(376aj) Applications of Freud for Nanoscale Simulation Analysis

Authors: 
Ramasubramani, V., University of Michigan
Dice, B., University of Michigan
Harper, E. S., University of Michigan
Spellings, M., University of Michigan
Anderson, J. A., University of Michigan
Glotzer, S. C., University of Michigan
Although particle simulations span a wide range of length and time scales, most existing standardized analysis tools are strongly focused on biomolecular simulations, and few tools exist for colloidal and coarse-grained simulations. This talk will showcase freud, a Python package that aids in calculating quantities that are frequently of interest in simulations on colloidal length scales. Perhaps the most prominent use-case we will highlight is the identification of phase transitions, including 2-dimensional melting, shape-driven solid-solid phase transitions, and depletion-driven crystallization.

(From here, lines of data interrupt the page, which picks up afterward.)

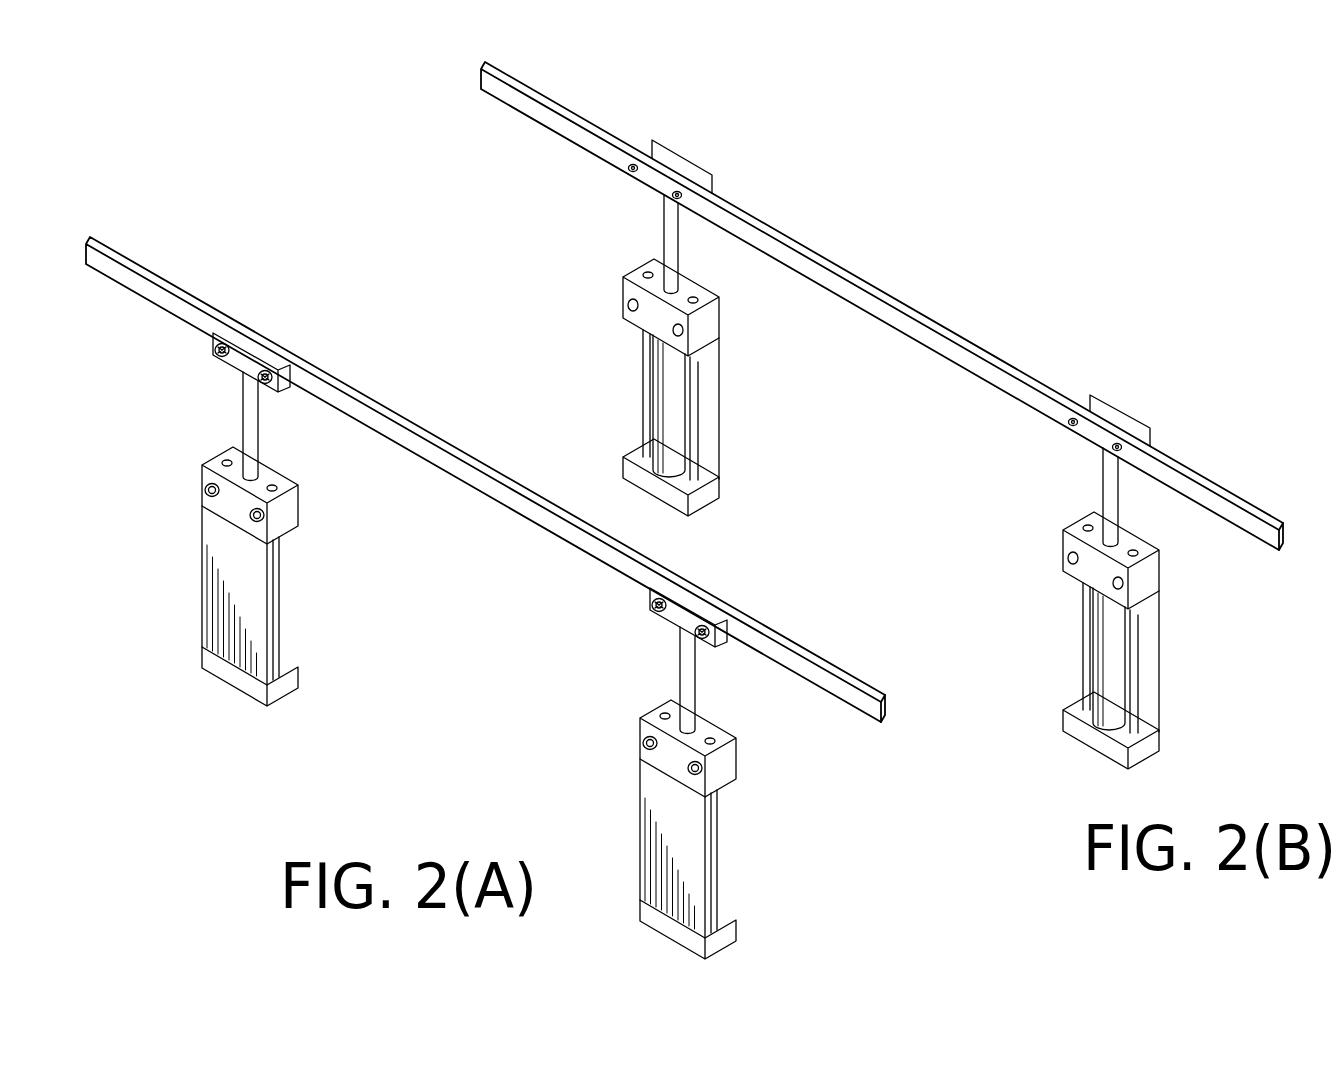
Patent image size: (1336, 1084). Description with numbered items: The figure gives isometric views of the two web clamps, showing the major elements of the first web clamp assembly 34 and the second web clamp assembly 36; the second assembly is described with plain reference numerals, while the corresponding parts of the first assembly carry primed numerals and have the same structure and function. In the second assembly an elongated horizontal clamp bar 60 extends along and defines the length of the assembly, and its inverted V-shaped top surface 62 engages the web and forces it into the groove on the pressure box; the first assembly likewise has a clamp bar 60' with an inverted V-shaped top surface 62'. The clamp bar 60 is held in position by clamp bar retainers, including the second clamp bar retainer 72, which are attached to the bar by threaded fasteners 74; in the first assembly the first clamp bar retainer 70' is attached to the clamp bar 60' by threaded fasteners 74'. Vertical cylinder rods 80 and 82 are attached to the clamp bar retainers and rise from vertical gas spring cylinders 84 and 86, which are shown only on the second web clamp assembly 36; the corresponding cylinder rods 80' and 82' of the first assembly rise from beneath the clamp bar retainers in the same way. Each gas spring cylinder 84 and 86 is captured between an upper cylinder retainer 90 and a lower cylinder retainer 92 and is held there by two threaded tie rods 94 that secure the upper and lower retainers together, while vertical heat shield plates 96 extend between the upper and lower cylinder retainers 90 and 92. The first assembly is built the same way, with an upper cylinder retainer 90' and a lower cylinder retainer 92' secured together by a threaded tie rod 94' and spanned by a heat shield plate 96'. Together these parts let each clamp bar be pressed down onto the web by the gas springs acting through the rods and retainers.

In FIG. 2A, the first web clamp assembly 34 is at (246, 806).
In FIG. 2B, the second web clamp assembly 36 is at (1036, 253).
In FIG. 2B, the clamp bar 60 is at (882, 306).
In FIG. 2A, the clamp bar 60' is at (485, 479).
In FIG. 2B, the inverted V-shaped top surface 62 is at (1282, 502).
In FIG. 2A, the inverted V-shaped top surface 62' is at (886, 674).
In FIG. 2A, the first clamp bar retainer 70' is at (500, 466).
In FIG. 2B, the second clamp bar retainer 72 is at (673, 160).
In FIG. 2B, the threaded fasteners 74 is at (835, 324).
In FIG. 2A, the threaded fasteners 74' is at (416, 490).
In FIG. 2B, the cylinder rod 80 is at (702, 244).
In FIG. 2A, the cylinder rod 80' is at (292, 426).
In FIG. 2B, the cylinder rod 82 is at (1143, 497).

We will also demonstrate that freud has been used to study such diverse problems as the inverse design of isotropic pair potentials and the engineering of strain fields in colloidal crystals. A particular emphasis will be the ease of building new analyses using the core infrastructure of freud. The poster’s final emphasis will be on how freud can be used in cutting-edge applications such as the computation of descriptors for machine learning algorithms or on-the-fly simulation analysis to study complex phenomena as they occur.